Tuesday, October 7, 2014

Why We Should Cherish the Gift of ADHD

Ok, so I know most parents of children with ADHD will read this title and think I'm crazy. Kids with ADHD wreck havoc on family life. Spouses with ADHD can do the same. How in the world can we cherish ADHD? It involves impairments in executive functioning... how can anything causing a broken executive functioning system be cherished?

photo source: Shutterstock


First, we must realize that everyone has gifts. ADHD has many variables in the way it shows up, so people with it also have many variations in gifts. But they do have gifts. I want parents, spouses, siblings, grandparents, aunts, uncle, neighbors, teachers, and more to understand the value of these gifts and help children (and adults) recognize the benefits that people with ADHD can have. I'm not saying life for them is easy. It's not. They struggle with many things other people can easily manage. But they still have gifts. I want kids to grow up building their confidence by using their gifts, not by measuring their failures when they don't conform to norms.

People with ADHD tend to think outside the box. They have lots of energy. They are often very creative. We all think of their inattention and poor focus, but they also hyper focus on things they love. If they become passionate about something, they can sustain attention and work on it for long periods of time. If they use this hyper focus wisely (with setting time limits so they can do other daily activities) they can become an expert in that area. For young children the hyper focus tends to be on "kid" things, like trains or video games, but as they get older, allowing kids to experience activities that interest them will give the opportunity to find a life passion that could turn into a fantastic career.
"ADD people are high-energy and incredibly good brainstormers. They will often happily work 12 to 15 hours by choice. The business community should not fear ADD. Instead, they should see that they have a potential gold mine here.” - Dr.
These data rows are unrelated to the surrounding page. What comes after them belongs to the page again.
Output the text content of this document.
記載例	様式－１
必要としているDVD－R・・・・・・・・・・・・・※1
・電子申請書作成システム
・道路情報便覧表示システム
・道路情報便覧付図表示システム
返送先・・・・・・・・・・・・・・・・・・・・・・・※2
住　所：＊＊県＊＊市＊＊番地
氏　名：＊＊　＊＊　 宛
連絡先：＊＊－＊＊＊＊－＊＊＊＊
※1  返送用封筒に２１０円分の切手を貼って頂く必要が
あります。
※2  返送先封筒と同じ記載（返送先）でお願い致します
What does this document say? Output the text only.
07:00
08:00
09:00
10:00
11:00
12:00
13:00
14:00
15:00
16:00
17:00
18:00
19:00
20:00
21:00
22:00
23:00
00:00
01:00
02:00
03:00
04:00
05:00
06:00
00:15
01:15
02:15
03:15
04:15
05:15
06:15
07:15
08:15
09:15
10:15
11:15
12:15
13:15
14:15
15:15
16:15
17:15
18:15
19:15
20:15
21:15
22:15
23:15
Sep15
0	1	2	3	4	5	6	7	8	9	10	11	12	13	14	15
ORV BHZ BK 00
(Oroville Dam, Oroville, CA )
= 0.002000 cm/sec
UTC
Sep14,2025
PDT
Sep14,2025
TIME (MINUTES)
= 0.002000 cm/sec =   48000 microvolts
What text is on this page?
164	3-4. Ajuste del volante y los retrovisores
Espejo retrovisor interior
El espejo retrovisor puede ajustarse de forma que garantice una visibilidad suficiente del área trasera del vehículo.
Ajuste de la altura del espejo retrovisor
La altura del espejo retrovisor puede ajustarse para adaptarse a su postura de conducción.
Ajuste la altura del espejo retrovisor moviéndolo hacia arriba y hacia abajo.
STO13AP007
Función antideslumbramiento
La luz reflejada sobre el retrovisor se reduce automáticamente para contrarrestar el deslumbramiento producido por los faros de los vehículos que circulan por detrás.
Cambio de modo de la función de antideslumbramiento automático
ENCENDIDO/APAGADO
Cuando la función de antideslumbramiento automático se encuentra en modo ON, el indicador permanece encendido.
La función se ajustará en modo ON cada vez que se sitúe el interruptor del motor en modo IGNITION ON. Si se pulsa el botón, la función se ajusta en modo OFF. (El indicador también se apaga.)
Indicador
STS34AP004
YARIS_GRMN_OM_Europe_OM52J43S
Kathleen Nadeau, psychologist
With all that good, we are more quick to see the negatives. Kids can lose their drive and ambition if they are not supported along the way. School is not favorable to kids with ADHD. Kids must follow rules. They need to color in the lines. They need to do all the steps in the order the teacher wants. Doing things someone else's way is not easy for kids with ADHD.

For example, kids need to learn the steps to solve a mathematical problem. They need to solve the math problem the way the teacher did it and show their work. They lose points if they get to the right answer but didn't show their work or if they get there a different way. The teacher might assume they cheated to get the answer, but some kids just skip steps. To me that might just show brilliance. They can skip steps. Their brain just "gets" to the right answer. I never could figure math out without being told how to do it, but there are kids out there who can. What a gift! Unfortunately they feel dumb if they can't show the steps just like the teacher taught. And it would be quite typical for a child with ADHD to have a brain that thinks this way if math is that child's gift. What a shame that our schools tend to make these kids feel inferior because in the end they might resist working on math and will never reach their potential.

For a fun look at ADHD that will continue to show you the better side of the diagnosis, check out this short documentary, A.D.D & Loving It. I promise it will have you laughing, but you will get a lot of great information from respected ADHD experts.

If your child struggles with the diagnosis, consider reading about real people who have done well despite (or due to) ADHD (link with many articles about successful people with ADHD and other learning disorders). Have them read Percy Jackson (link to a book review). He's a fictional character with ADHD and dyslexia that kids can look up to.

Throughout history many successful people have had ADHD. Your child with ADHD can also become a leader, an inventor, an artist, or an otherwise excellent contributor to society. We just need to help them find their gifts and work on their challenges so that they can flourish. Support them so they do not lose self confidence. Celebrate what they do right more than harping on what they do wrong. Encourage them to develop their talents. Help them find ways to accommodate for their struggles and to learn tools to help with some of the executive functioning problems they have. Cherish them!